VideohatiTimeoutErrorThe request was aborted after timeoutMs. Subclass of the connection error.
VideohatiValidationError400The body or query failed validation.
VideohatiAuthenticationError401Missing or invalid credential.
VideohatiPermissionError403Valid credential, insufficient permission.
VideohatiNotFoundError404Resource missing or not visible to this caller.
VideohatiConflictError409Conflicts with the resource's current state.
VideohatiRateLimitError429Rate limit exceeded; read retryAfterSeconds.
VideohatiServerError5xxThe API failed to complete the request.
import {
  VideohatiError,
  VideohatiNotFoundError,
  VideohatiRateLimitError,
} from "@videohati/node";

try {
  await videohati.videos.get(videoId);
} catch (error) {
  if (error instanceof VideohatiNotFoundError) {
    // 404 — error.code === "video_not_found"
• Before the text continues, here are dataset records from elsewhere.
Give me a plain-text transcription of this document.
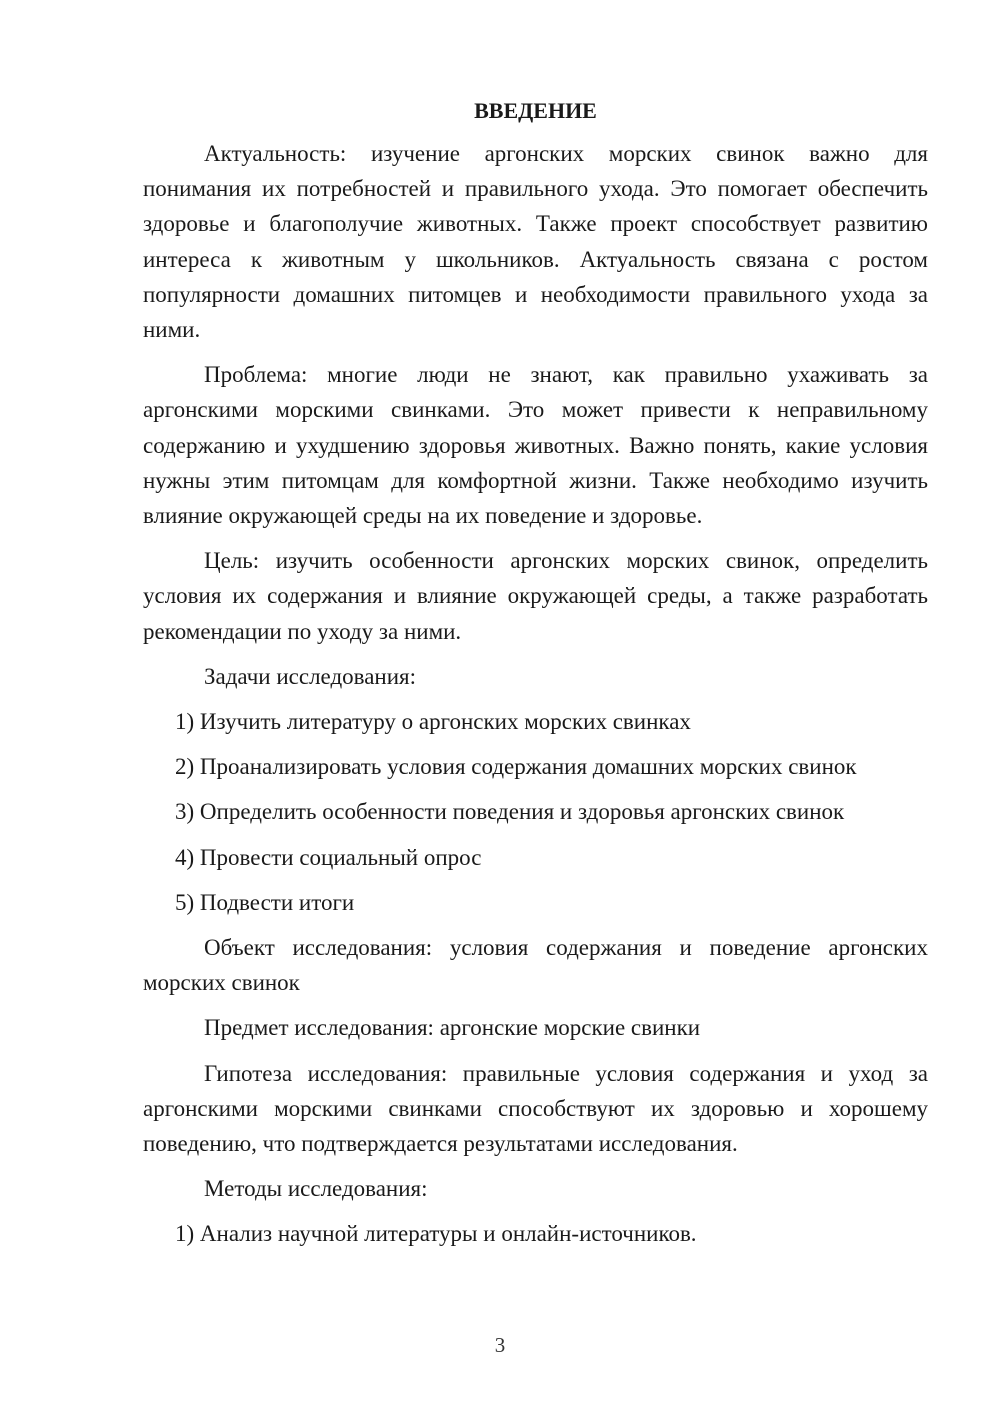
ВВЕДЕНИЕ

Актуальность: изучение аргонских морских свинок важно для понимания их потребностей и правильного ухода. Это помогает обеспечить здоровье и благополучие животных. Также проект способствует развитию интереса к животным у школьников. Актуальность связана с ростом популярности домашних питомцев и необходимости правильного ухода за ними.

Проблема: многие люди не знают, как правильно ухаживать за аргонскими морскими свинками. Это может привести к неправильному содержанию и ухудшению здоровья животных. Важно понять, какие условия нужны этим питомцам для комфортной жизни. Также необходимо изучить влияние окружающей среды на их поведение и здоровье.

Цель: изучить особенности аргонских морских свинок, определить условия их содержания и влияние окружающей среды, а также разработать рекомендации по уходу за ними.

Задачи исследования:

1) Изучить литературу о аргонских морских свинках

2) Проанализировать условия содержания домашних морских свинок

3) Определить особенности поведения и здоровья аргонских свинок

4) Провести социальный опрос

5) Подвести итоги

Объект исследования: условия содержания и поведение аргонских морских свинок

Предмет исследования: аргонские морские свинки

Гипотеза исследования: правильные условия содержания и уход за аргонскими морскими свинками способствуют их здоровью и хорошему поведению, что подтверждается результатами исследования.

Методы исследования:

1) Анализ научной литературы и онлайн-источников.

3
  } else if (error instanceof VideohatiRateLimitError) {
    await sleep((error.retryAfterSeconds ?? 1) * 1000);
  } else if (error instanceof VideohatiError) {
    console.error(error.status, error.code, error.message);
  }
}

GET and DELETE requests, 429s, and 5xxs retry with exponential backoff capped at 8 seconds — 2 retries by default. A 429 honors the Retry-After header. Tune the behavior with maxRetries and timeoutMs.